9. I wish I was better at designing things. I want so badly to have one of those super fabulous blogs, the kind that make you wonder who the eff did that for them and then you find out OH WAIT. They did. HOOOOOOW? I heart the way my blog looks now--which is a huge improvement to how it started out, let me tell you--but still. I also wish I could make better graphics for things and knew more about how to work things like Photoshop and Gimp and whatever to make cool stuff. I just really, really like pretty things.
10. My NetGalley feedback ratio? Is so embarrassing. Like, I can't even. A big part is that I forget to input my reviews. And then all at once I go back to do it all, and end up getting bored after three. So it's a slow going process for me. But the other part is the fact that I have a couple super good autoapprovals and a twitchy finger. And the OTHER part is that I've had my NG account for a while. Like since before I really got a grasp on everything and went cray cray with being able to review things. I was so stupid, and I'm paying for it now, but I'll deal. I mean, how terrible could it be to read a bunch of books and write some reviews? There are worse things.
I think a lot of people have bad NG ratios, though, right? We're all trying to make ours better. I think that's a big focus of mine this summer. Because why not?

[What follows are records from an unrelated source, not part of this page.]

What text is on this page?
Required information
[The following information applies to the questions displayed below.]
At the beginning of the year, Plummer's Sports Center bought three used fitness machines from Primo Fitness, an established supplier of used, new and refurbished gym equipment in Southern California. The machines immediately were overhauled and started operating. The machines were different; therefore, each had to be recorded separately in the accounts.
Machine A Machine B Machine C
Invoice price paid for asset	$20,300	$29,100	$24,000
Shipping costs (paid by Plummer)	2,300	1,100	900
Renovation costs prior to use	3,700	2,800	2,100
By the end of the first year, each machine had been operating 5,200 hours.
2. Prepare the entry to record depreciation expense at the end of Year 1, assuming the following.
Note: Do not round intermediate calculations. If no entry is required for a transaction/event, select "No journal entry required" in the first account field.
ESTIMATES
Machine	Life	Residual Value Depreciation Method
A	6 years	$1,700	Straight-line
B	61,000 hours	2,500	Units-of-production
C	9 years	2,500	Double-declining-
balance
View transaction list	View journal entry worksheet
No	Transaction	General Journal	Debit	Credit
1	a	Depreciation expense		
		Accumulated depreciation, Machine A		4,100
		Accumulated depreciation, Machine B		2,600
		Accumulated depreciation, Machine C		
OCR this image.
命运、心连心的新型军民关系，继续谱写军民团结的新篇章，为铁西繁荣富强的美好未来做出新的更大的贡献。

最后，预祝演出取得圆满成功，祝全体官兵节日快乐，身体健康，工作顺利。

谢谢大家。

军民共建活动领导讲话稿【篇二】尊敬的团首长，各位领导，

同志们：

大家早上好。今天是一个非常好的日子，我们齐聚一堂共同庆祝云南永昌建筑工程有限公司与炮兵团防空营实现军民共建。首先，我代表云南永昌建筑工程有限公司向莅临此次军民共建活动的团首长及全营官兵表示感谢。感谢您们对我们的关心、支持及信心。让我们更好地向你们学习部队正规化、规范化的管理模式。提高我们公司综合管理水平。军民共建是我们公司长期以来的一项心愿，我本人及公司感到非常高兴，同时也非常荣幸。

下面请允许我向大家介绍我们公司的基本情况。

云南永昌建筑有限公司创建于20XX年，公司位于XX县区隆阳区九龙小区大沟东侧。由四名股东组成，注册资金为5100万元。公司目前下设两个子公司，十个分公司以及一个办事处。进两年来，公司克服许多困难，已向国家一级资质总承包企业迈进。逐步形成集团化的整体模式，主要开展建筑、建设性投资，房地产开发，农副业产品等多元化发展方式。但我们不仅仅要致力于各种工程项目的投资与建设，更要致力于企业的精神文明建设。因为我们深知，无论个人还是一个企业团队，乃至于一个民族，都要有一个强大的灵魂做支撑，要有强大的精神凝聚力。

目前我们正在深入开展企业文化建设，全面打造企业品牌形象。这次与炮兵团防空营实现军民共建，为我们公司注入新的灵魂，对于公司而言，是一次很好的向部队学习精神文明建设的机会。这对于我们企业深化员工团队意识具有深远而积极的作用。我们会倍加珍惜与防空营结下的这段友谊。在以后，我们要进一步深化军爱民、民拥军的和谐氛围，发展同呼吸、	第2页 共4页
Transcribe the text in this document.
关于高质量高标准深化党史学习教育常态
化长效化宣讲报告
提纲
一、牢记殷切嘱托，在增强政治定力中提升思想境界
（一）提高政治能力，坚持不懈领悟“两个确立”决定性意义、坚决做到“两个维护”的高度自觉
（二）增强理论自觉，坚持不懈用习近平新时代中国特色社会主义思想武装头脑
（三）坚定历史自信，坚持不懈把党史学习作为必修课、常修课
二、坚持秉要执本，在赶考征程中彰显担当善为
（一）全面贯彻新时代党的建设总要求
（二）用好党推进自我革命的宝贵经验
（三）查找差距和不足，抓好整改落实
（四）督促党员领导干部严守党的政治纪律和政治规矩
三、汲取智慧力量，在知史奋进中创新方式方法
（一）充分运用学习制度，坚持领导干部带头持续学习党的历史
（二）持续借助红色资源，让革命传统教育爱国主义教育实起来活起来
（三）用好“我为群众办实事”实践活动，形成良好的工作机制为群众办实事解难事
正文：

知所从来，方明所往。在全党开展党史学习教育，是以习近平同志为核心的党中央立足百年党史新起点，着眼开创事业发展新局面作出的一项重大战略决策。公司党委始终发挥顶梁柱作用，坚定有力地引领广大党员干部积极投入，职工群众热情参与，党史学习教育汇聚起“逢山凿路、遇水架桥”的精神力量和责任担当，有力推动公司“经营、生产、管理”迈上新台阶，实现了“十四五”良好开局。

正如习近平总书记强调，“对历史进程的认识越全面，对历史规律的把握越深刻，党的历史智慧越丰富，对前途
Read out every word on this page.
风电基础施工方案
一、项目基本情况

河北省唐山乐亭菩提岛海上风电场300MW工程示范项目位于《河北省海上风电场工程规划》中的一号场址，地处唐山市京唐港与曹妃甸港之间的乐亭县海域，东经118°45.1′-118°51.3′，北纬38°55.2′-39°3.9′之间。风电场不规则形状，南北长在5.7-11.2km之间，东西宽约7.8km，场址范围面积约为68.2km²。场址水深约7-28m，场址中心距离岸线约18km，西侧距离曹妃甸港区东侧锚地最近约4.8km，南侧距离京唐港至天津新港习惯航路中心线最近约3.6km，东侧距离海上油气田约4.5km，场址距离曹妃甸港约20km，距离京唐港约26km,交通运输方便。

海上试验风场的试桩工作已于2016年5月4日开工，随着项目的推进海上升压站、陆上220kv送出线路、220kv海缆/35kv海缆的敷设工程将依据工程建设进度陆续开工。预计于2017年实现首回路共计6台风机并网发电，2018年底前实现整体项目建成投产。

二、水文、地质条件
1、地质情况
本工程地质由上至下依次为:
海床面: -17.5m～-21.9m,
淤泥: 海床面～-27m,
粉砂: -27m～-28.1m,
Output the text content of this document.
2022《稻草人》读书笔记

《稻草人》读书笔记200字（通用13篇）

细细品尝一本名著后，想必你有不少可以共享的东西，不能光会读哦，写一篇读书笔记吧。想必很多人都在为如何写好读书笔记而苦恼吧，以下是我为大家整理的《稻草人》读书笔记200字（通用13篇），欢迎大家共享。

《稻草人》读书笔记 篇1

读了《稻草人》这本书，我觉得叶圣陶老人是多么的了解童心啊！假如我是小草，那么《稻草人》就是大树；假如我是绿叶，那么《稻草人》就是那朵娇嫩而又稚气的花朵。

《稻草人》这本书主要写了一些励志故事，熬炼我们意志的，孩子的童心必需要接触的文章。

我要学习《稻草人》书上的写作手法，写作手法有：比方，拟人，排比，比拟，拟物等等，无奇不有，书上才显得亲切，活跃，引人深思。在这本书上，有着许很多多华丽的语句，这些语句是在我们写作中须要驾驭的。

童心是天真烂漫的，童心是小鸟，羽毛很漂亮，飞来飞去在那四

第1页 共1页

11. I. Feel. So. Much. Pressure. I love blogging. I love it more than I could ever describe. I've made so many friends this way, and I enjoy having a place where people don't think my book talk is stupid. Where people don't get pissed because all I ever seem interested in is reading and books and Jennifer L. Armentrout (yes, this is an argument that has been had in real life--"Oh, it's not about Jennifer L. Armentrout, so clearly you don't want to talk about it." It was a stupid conversation). But goodness, it feels so hard to keep up sometimes. In real life, I tend to be the kind of person who looks in on other people doing their thing. The quiet kid in the back of the classroom laughing at the jokes everyone else makes. That's kind of carried over to me in the blogging world, too. There are so many people and I have so many friends, but it's hard to match up. I haven't read that book everyone else has (but goodness, I'm working on it!), I don't do all the cool stuff everyone else does, I don't have as great of a handle on things as everyone else does, and I'm straight-up not as good at what I do (but I try!). I feel pressure to live up to what everyone else does. And I know it's stupid--I know, I know, I know--but I can't help it.
Then again, I'm kind of having a pity party right now, aren't I? I need to move on with my life. I liked this post, though. It was a nice little vent. I'll need to do it again sometime. :)
So, what do you think? What are your blogging/bookish confessions? Did you do a TTT post? Link me up!